I would say go back to the hospital and ask for a debrief.

This is all really fresh for you, at 10 weeks past both of my births I was still pretty traumatised. Give yourself time, consider therapy to discuss your feelings and accept that this was not a good experience, but one which you couldn't control. My DC are older now and there births were just a part of our shared history, other and better memories have replaced those awful birthday experiences. I found time was a great healer, I will never get over what happened but it no longer plays on my mind as it had when I had my babies.

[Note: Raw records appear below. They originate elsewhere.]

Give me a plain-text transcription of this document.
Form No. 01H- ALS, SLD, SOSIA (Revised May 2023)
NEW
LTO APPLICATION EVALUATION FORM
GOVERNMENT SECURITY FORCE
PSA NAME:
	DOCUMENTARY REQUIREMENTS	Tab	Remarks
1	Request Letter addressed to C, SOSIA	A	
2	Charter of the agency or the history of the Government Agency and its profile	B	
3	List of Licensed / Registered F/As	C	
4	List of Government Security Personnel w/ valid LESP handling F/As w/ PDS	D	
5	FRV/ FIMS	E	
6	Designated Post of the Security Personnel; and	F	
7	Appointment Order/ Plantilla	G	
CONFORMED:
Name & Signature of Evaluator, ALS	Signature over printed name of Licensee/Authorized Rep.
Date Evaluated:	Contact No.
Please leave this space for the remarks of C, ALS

MummyJ36 · 21/10/2024 17:54

Pleas ask for a birth debrief. I’ve had friends who have had this and found it really healing. Also you are so fresh out of this you need to be really really kind to yourself. My birth with DC1 was in no way as traumatic as yours but I needed time to process what had happened and really resented people around me telling me what there was no point in fixating on it because “baby is here and is ok”. You are within your rights to find time to process this however you wish.

Greybeardy · 21/10/2024 19:46

from an obs anaesthetist POV, as per PP, it may well be helpful for you to ask for a debrief, but particularly with an anaesthetist there as well rather than just with a MW. The main problem in terms of processes sounds like it was with not being able to use the pump (was it definitely fentanyl?...remifentanil's much more common in the UK), and while it obviously won't help your experience, I'd want to be sure that they'd got their act together a bit with getting the pumps working so that the next woman doesn't have the same problem. They may be able to explain what the problem may have been with siting the epidural and run through the decision making process that led to them advising the GA in the end (again, that won't turn back time and make things feel better, but sometimes having an explanation of why things were as they were helps).

(Obviously it's still very early days for you in your recovery, but the other thing that involving an anaesthetist may be useful for is thinking about, if you're planning to have more children, how things could be done to try and make it a better experience. Alternatively, if that would be too much for now, it is usually possible to see an anaesthetist in clinic during the antenatal period of future pregnancies). HTH.

ch90 · 22/10/2024 06:54

Hi all,

thank you for your replies. I did have a debrief with a midwife but didn’t find it particularly helpful as she just read my notes back to me really - it’s not that I can’t remember what happened, I do remember most of it. She did suggest a debrief with the anaesthetic team too which I’m waiting for. Yes you’re right! My mistake it was remifentanyl. I’m really annoyed about the pump situation, especially if they are going to continue to use it on other women and it could happen to them too. I am also annoyed that I was advised before the induction to see an anaesthetist (due to raised bmi) & it never happened - I wish I pushed more for this but they didn’t mention it until 36 weeks and I had already been through so much with the pregnancy at this point. Being under GA was my biggest fear and anxiety before it actually happened, I really thought I’d die (lol). You guys are right though, 10 weeks is still very fresh. I’m hoping it will get better or my brain will just block it out.

thanks guys!

OP posts:
Natsku · 22/10/2024 07:05

Definitely ask for a more indepth debrief, I've heard it can really help you process the trauma. I never got my debrief (there were issues trying to find a midwife who had been with me (went through 4 teams of 2 during my labour) that spoke English I guess, they said they would call back once they found someone but they never did) and I still find it hard to think about the birth without getting distressed.